# cherry shrimp...just had babies!



## waynside (Aug 21, 2005)

Glad to say that one of my cherry shrimp just had babies. Saw one tonight after looking all day for them...now I have about 5 others ready to have some eggs going on...:fun:


----------



## gil_ong (Apr 15, 2008)

awesome! i have about 6 of mine carrying eggs. but who knows when they'll actually hatch?

i also don't many will survive the cories and white clouds in my tank.


----------



## waynside (Aug 21, 2005)

nice nice...i was worried so i took all the fish out of the tank! good luck with yours!


----------



## Guest (Jun 29, 2008)

Nice.
Hah, I never see mine with eggs but its seems like the population doubles everytime I look at the tank. Practically every inch of the tank is covered in cherry shrimp.


----------



## gil_ong (Apr 15, 2008)

Scuba Kid said:


> Nice.
> Hah, I never see mine with eggs but its seems like the population doubles everytime I look at the tank. Practically every inch of the tank is covered in cherry shrimp.


let me know if/when you decide to get rid of some.


----------



## waynside (Aug 21, 2005)

ok...seeing more and more every day. and i have more pregnant cherries!


----------



## gil_ong (Apr 15, 2008)

i've got some babies. they're tiny. throw a sponge over your filter intake if you haven't already.

and i've also noticed some white specks. not sure if that's the larvae.


----------



## Guest (Jul 7, 2008)

gil_ong said:


> let me know if/when you decide to get rid of some.


Sorry, I like the over abundance of cherry shrimp in this tank. Plus the tank is technically my sister's. :razz:


----------



## Good Wolf (Mar 5, 2008)

gil_ong said:


> i've got some babies. they're tiny. throw a sponge over your filter intake if you haven't already.


What is the best way to do this? Do you just cut a hole in it the size of your intake and slap it on?


----------



## gil_ong (Apr 15, 2008)

Good Wolf said:


> What is the best way to do this? Do you just cut a hole in it the size of your intake and slap it on?


yeah. prett much it. "dig" out a hole.


----------



## sneasle (Jun 25, 2008)

I'm going to second the above comment. If anyone decides to sell some of let me know. The shrimp I can get locally are just so .. boring


----------



## waynside (Aug 21, 2005)

counted 87 babies so far...and have another 8 or so berried in my cherry shrimp tank...

i also have two yellow shrimp berried in their tank as well as two berried tiger shrimp in their tank! 

and...got my crystal red's coming in today!!!


----------



## justintrask (Jun 29, 2008)

hey scuba, i know you said they're not yours, but your not too far from me, so like everyone else said, if she's looking to part with even, even just like, 5, let me know.
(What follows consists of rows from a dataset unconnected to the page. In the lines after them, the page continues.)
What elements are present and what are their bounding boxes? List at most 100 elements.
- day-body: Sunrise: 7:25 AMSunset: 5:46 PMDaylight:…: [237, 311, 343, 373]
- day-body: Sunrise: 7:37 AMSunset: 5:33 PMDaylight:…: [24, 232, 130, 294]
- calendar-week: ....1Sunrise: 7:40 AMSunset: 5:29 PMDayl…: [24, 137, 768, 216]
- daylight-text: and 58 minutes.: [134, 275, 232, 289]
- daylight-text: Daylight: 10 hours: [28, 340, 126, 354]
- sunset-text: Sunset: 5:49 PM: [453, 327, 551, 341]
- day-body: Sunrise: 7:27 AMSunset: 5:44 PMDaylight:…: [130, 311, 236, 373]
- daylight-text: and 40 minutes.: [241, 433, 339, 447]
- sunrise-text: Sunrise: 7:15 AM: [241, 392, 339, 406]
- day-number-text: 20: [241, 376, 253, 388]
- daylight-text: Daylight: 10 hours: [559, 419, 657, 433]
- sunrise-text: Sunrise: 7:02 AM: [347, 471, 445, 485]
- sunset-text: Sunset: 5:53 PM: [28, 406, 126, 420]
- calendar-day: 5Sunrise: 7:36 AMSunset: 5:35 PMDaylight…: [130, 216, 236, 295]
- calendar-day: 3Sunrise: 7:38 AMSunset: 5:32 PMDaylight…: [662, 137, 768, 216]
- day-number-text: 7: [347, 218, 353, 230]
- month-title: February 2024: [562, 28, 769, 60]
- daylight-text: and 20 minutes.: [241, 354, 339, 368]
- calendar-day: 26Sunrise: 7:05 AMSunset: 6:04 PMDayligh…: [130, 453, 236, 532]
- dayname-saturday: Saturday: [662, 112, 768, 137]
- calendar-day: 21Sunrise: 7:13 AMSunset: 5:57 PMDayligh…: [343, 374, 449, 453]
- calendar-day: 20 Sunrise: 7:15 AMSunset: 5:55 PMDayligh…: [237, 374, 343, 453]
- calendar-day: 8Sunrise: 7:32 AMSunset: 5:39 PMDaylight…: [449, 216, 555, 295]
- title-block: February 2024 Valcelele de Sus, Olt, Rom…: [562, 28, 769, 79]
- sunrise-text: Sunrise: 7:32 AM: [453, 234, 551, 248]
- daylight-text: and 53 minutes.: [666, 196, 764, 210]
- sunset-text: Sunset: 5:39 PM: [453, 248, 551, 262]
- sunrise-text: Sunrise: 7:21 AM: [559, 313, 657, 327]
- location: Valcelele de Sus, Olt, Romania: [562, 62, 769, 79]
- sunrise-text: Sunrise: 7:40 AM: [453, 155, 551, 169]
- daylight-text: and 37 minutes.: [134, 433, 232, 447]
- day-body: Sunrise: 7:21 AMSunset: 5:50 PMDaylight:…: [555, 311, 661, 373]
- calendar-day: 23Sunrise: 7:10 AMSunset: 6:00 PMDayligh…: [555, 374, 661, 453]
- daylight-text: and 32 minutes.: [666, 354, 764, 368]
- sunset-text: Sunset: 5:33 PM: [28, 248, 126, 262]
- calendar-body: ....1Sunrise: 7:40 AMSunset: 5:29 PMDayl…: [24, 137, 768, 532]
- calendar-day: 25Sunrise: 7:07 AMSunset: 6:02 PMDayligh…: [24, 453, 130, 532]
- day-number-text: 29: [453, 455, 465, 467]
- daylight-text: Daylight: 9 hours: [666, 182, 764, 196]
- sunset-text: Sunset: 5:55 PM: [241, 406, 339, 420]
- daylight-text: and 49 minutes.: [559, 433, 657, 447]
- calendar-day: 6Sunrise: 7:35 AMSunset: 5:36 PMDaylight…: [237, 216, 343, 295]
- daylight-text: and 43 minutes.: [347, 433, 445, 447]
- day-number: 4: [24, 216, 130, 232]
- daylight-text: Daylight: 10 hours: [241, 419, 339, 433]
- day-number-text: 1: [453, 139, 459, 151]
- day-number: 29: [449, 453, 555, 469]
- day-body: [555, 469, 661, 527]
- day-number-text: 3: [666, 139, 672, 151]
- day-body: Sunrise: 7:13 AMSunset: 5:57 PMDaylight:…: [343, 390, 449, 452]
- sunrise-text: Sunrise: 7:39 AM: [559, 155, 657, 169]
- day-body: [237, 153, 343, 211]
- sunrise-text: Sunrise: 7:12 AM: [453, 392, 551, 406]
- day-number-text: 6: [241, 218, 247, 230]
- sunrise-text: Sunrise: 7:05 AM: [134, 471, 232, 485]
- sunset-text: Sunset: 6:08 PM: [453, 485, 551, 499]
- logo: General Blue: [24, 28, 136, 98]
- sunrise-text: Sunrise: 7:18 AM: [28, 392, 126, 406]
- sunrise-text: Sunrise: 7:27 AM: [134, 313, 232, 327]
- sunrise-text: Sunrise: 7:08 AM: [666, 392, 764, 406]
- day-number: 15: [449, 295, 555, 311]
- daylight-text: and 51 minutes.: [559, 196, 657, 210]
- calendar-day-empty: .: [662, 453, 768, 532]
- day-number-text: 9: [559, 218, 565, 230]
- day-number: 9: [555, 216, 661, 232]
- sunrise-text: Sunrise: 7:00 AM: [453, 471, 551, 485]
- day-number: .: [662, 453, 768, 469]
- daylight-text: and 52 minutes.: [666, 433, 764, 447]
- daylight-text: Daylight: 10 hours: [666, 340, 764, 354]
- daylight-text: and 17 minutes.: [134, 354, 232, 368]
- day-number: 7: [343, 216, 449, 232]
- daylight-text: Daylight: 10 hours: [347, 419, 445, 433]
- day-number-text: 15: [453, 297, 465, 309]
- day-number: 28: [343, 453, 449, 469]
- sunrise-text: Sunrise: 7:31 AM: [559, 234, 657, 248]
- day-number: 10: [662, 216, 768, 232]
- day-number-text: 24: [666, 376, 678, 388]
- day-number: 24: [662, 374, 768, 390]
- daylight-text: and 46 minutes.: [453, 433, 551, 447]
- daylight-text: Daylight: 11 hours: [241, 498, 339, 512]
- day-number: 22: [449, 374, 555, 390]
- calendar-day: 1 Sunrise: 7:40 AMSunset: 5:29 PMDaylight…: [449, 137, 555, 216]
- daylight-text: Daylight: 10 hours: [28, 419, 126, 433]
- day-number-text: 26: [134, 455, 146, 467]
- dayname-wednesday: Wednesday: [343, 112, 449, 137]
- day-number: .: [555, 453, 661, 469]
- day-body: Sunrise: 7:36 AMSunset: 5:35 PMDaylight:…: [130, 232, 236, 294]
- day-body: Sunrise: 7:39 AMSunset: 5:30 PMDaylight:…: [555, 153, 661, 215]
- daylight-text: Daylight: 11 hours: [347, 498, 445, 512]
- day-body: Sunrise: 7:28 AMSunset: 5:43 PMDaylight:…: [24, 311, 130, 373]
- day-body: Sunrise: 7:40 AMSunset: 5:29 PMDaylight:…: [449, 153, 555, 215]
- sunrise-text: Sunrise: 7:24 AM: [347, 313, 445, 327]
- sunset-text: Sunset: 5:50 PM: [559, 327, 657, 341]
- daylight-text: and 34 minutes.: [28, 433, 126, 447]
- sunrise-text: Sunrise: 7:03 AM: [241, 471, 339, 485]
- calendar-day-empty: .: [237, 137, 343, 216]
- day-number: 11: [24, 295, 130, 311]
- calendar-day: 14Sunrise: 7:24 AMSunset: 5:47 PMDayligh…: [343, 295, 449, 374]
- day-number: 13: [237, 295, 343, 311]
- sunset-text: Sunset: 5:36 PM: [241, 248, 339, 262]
Only LFS around here that has them they are $4 each, and I dont have that kind of money for shrimp right now.


----------



## Guest (Jul 16, 2008)

Check out local fish club auctions, like Tropical Fish Society of RI. They have an auction coming up in September and there are usually cherry shrimp there. That's how I got my first 12 and it only ended up costing me about $20.


----------



## waynside (Aug 21, 2005)

well over 100 babies are in my cherry tank with many berried females...crazy stuff!


----------



## gil_ong (Apr 15, 2008)

waynside, what else do you have in that tank?


----------



## waynside (Aug 21, 2005)

I have 20 S+ grade Crystal Red Shrimp...


----------